A Step From Heaven is the first novel by An Na, published in 2001 by Front Street Press. It won two American Library Association awards: the 2002 Michael L. Printz Award from the Young Adult Library Services Association and the 2001-2003 Asian/Pacific American Award for Literature (Children and Young Adult Author category) from the Asian Pacific American Librarians Association.

==Summary==
At age four, Young Ju moves with her parents from Korea to Southern California. While expecting an easy, blissful life in America, Young Ju sees the stress that the cultural adjustment puts on her family. She struggles with the language barrier in her new school as her parents' relationship begins to strain due to financial issues. During this time, Young Ju's brother Joon Ho is born, and is given more freedom and choices due to his gender.

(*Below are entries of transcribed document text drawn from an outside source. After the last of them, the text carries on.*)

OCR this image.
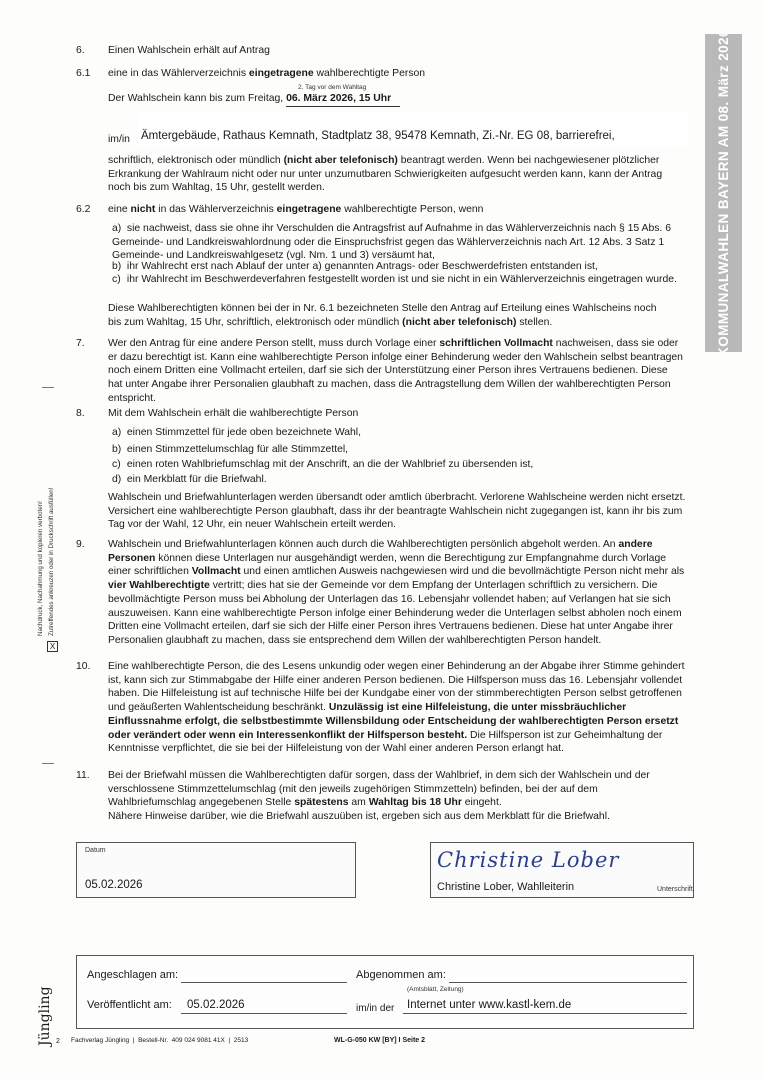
KOMMUNALWAHLEN BAYERN AM 08. März 2026
Nachdruck, Nachahmung und kopieren verboten! Zutreffendes ankreuzen oder in Druckschrift ausfüllen!
X
6. Einen Wahlschein erhält auf Antrag
6.1 eine in das Wählerverzeichnis eingetragene wahlberechtigte Person
2. Tag vor dem Wahltag
Der Wahlschein kann bis zum Freitag, 06. März 2026, 15 Uhr
im/in Ämtergebäude, Rathaus Kemnath, Stadtplatz 38, 95478 Kemnath, Zi.-Nr. EG 08, barrierefrei,
schriftlich, elektronisch oder mündlich (nicht aber telefonisch) beantragt werden. Wenn bei nachgewiesener plötzlicher Erkrankung der Wahlraum nicht oder nur unter unzumutbaren Schwierigkeiten aufgesucht werden kann, kann der Antrag noch bis zum Wahltag, 15 Uhr, gestellt werden.
6.2 eine nicht in das Wählerverzeichnis eingetragene wahlberechtigte Person, wenn
a) sie nachweist, dass sie ohne ihr Verschulden die Antragsfrist auf Aufnahme in das Wählerverzeichnis nach § 15 Abs. 6 Gemeinde- und Landkreiswahlordnung oder die Einspruchsfrist gegen das Wählerverzeichnis nach Art. 12 Abs. 3 Satz 1 Gemeinde- und Landkreiswahlgesetz (vgl. Nm. 1 und 3) versäumt hat,
b) ihr Wahlrecht erst nach Ablauf der unter a) genannten Antrags- oder Beschwerdefristen entstanden ist,
c) ihr Wahlrecht im Beschwerdeverfahren festgestellt worden ist und sie nicht in ein Wählerverzeichnis eingetragen wurde.
Diese Wahlberechtigten können bei der in Nr. 6.1 bezeichneten Stelle den Antrag auf Erteilung eines Wahlscheins noch bis zum Wahltag, 15 Uhr, schriftlich, elektronisch oder mündlich (nicht aber telefonisch) stellen.
7. Wer den Antrag für eine andere Person stellt, muss durch Vorlage einer schriftlichen Vollmacht nachweisen, dass sie oder er dazu berechtigt ist. Kann eine wahlberechtigte Person infolge einer Behinderung weder den Wahlschein selbst beantragen noch einem Dritten eine Vollmacht erteilen, darf sie sich der Unterstützung einer Person ihres Vertrauens bedienen. Diese hat unter Angabe ihrer Personalien glaubhaft zu machen, dass die Antragstellung dem Willen der wahlberechtigten Person entspricht.
8. Mit dem Wahlschein erhält die wahlberechtigte Person
a) einen Stimmzettel für jede oben bezeichnete Wahl,
b) einen Stimmzettelumschlag für alle Stimmzettel,
c) einen roten Wahlbriefumschlag mit der Anschrift, an die der Wahlbrief zu übersenden ist,
d) ein Merkblatt für die Briefwahl.
Wahlschein und Briefwahlunterlagen werden übersandt oder amtlich überbracht. Verlorene Wahlscheine werden nicht ersetzt. Versichert eine wahlberechtigte Person glaubhaft, dass ihr der beantragte Wahlschein nicht zugegangen ist, kann ihr bis zum Tag vor der Wahl, 12 Uhr, ein neuer Wahlschein erteilt werden.
9. Wahlschein und Briefwahlunterlagen können auch durch die Wahlberechtigten persönlich abgeholt werden. An andere Personen können diese Unterlagen nur ausgehändigt werden, wenn die Berechtigung zur Empfangnahme durch Vorlage einer schriftlichen Vollmacht und einen amtlichen Ausweis nachgewiesen wird und die bevollmächtigte Person nicht mehr als vier Wahlberechtigte vertritt; dies hat sie der Gemeinde vor dem Empfang der Unterlagen schriftlich zu versichern. Die bevollmächtigte Person muss bei Abholung der Unterlagen das 16. Lebensjahr vollendet haben; auf Verlangen hat sie sich auszuweisen. Kann eine wahlberechtigte Person infolge einer Behinderung weder die Unterlagen selbst abholen noch einem Dritten eine Vollmacht erteilen, darf sie sich der Hilfe einer Person ihres Vertrauens bedienen. Diese hat unter Angabe ihrer Personalien glaubhaft zu machen, dass sie entsprechend dem Willen der wahlberechtigten Person handelt.
10. Eine wahlberechtigte Person, die des Lesens unkundig oder wegen einer Behinderung an der Abgabe ihrer Stimme gehindert ist, kann sich zur Stimmabgabe der Hilfe einer anderen Person bedienen. Die Hilfsperson muss das 16. Lebensjahr vollendet haben. Die Hilfeleistung ist auf technische Hilfe bei der Kundgabe einer von der stimmberechtigten Person selbst getroffenen und geäußerten Wahlentscheidung beschränkt. Unzulässig ist eine Hilfeleistung, die unter missbräuchlicher Einflussnahme erfolgt, die selbstbestimmte Willensbildung oder Entscheidung der wahlberechtigten Person ersetzt oder verändert oder wenn ein Interessenkonflikt der Hilfsperson besteht. Die Hilfsperson ist zur Geheimhaltung der Kenntnisse verpflichtet, die sie bei der Hilfeleistung von der Wahl einer anderen Person erlangt hat.
11. Bei der Briefwahl müssen die Wahlberechtigten dafür sorgen, dass der Wahlbrief, in dem sich der Wahlschein und der verschlossene Stimmzettelumschlag (mit den jeweils zugehörigen Stimmzetteln) befinden, bei der auf dem Wahlbriefumschlag angegebenen Stelle spätestens am Wahltag bis 18 Uhr eingeht.
Nähere Hinweise darüber, wie die Briefwahl auszuüben ist, ergeben sich aus dem Merkblatt für die Briefwahl.
Datum
05.02.2026
Christine Lober
Christine Lober, Wahlleiterin	Unterschrift
Angeschlagen am:	Abgenommen am:
Veröffentlicht am: 05.02.2026	im/in der
(Amtsblatt, Zeitung)
Internet unter www.kastl-kem.de
Jüngling 2 Fachverlag Jüngling  |  Bestell-Nr.  409 024 9081 41X  |  2513	WL-G-050 KW [BY] I Seite 2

Their father is an alcoholic, who is eventually arrested for DUI and subsequently loses his driver's license. As Young Ju matures and begins to enjoy friends and school, her parents' marriage continues to dwindle and begins affecting Joon, causing him to withdraw from school and further education. When her father starts beating his wife and herself, Young Ju eventually intervenes by calling the police and having her father arrested. When he is released from jail, he leaves the family, returning to their home country, Korea, without a word. Some time later, when her family is in a better financial position, they move into a better house when, Young Ju is preparing to leave for college, and knows her mother and brother are finally starting to settle into a better life.